Department of Physics, Emory University, Atlanta, Georgia.
Department of Physics, Emory University, Atlanta, Georgia.
Biophys J. 2018 Jun 19;114(12):2775-2786. doi: 10.1016/j.bpj.2018.03.039.
The adenosylcobalamin- (coenzyme B) dependent ethanolamine ammonia-lyase (EAL) plays a key role in aminoethanol metabolism, associated with microbiome homeostasis and Salmonella- and Escherichia coli-induced disease conditions in the human gut. To gain molecular insight into these processes toward development of potential therapeutic targets, reactions of the cryotrapped (S)-2-aminopropanol substrate radical EAL from Salmonella typhimurium are addressed over a temperature (T) range of 220-250 K by using T-step reaction initiation and time-resolved, full-spectrum electron paramagnetic resonance spectroscopy. The observed substrate radical reaction kinetics are characterized by two pairs of biexponential processes: native decay to diamagnetic products and growth of a non-native radical species and Co(II) in cobalamin. The multicomponent low-T kinetics are simulated by using a minimal model, in which the substrate-radical macrostate, S, is partitioned by a free-energy barrier into two sequential microstates: 1) S, a relatively high-entropy/high-enthalpy microstate with a protein configuration that captures the nascent substrate radical in the terminal step of radical-pair separation; and 2) S, a relatively low-enthalpy/low-entropy microstate with a protein configuration that enables the rearrangement reaction. The non-native, destructive reaction of S at T ≤ 250 K is caused by a prolonged lifetime in the substrate-radical capture state. Monotonic S decay over 278-300 K indicates that the free-energy barrier to S and S interconversion is latent at physiological T-values. Overall, the low-temperature studies reveal two protein-configuration microstates and connecting protein-configurational transitions that specialize the S macrostate for the dual functional roles of radical capture and rearrangement enabling. The identification of new, to our knowledge, intermediate states and specific protein-fluctuation contributions to the reaction coordinate represent an advance toward development of novel therapeutic targets in EAL.

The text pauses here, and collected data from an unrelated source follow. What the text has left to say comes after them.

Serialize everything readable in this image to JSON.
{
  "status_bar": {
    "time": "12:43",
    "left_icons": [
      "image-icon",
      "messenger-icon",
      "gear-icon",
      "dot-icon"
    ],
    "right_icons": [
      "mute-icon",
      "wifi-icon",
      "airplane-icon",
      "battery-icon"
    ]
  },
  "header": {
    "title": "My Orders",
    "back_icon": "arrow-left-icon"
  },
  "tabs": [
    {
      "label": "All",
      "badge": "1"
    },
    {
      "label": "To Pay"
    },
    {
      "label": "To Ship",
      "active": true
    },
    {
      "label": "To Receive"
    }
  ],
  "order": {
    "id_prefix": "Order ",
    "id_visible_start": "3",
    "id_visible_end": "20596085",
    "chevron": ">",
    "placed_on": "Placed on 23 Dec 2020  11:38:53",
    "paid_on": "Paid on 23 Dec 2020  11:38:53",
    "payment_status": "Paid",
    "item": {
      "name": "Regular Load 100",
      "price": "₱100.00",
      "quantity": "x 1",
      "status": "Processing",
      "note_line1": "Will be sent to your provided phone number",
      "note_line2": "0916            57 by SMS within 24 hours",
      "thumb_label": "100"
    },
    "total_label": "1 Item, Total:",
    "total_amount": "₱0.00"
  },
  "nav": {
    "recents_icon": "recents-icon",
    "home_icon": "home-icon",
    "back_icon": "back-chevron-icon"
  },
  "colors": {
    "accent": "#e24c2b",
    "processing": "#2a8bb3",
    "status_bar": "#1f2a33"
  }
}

腺钴胺素(辅酶 B)依赖的乙醇胺氨裂解酶(EAL)在氨基酸乙醇代谢中起着关键作用,与微生物组的动态平衡以及沙门氏菌和大肠杆菌在人类肠道中引起的疾病状态有关。为了深入了解这些过程,我们针对来自鼠伤寒沙门氏菌的冷冻捕获(S)-2-氨基-1-丙醇底物自由基 EAL,在 220-250 K 的温度范围内进行了研究,采用 T 步反应引发和时间分辨、全谱电子顺磁共振波谱。观察到的底物自由基反应动力学特征是两对双指数过程:原生衰减为抗磁性产物和非原生自由基物种以及钴胺素中的 Co(II)的生长。使用最小模型模拟多组分低温动力学,其中将底物-自由基宏观状态 S 通过自由能势垒分为两个连续的微状态:1)S,一个相对高熵/高焓的微状态,具有捕获在自由基对分离的最后一步中新生的底物自由基的蛋白质构象;2)S,一个相对低焓/低熵的微状态,具有能够进行重排反应的蛋白质构象。在 T≤250 K 时,S 的非原生、破坏性反应是由于在底物-自由基捕获状态下的寿命延长引起的。在 278-300 K 范围内 S 的单调衰减表明,S 和 S 相互转化的自由能势垒在生理 T 值下是潜伏的。总体而言,低温研究揭示了两种蛋白质构象微状态和连接蛋白质构象的转变,这些转变使 S 宏观状态专门用于自由基捕获和重排的双重功能角色。鉴定新的、据我们所知的中间状态和特定蛋白质波动对反应坐标的贡献,代表了在 EAL 中开发新型治疗靶点的进展。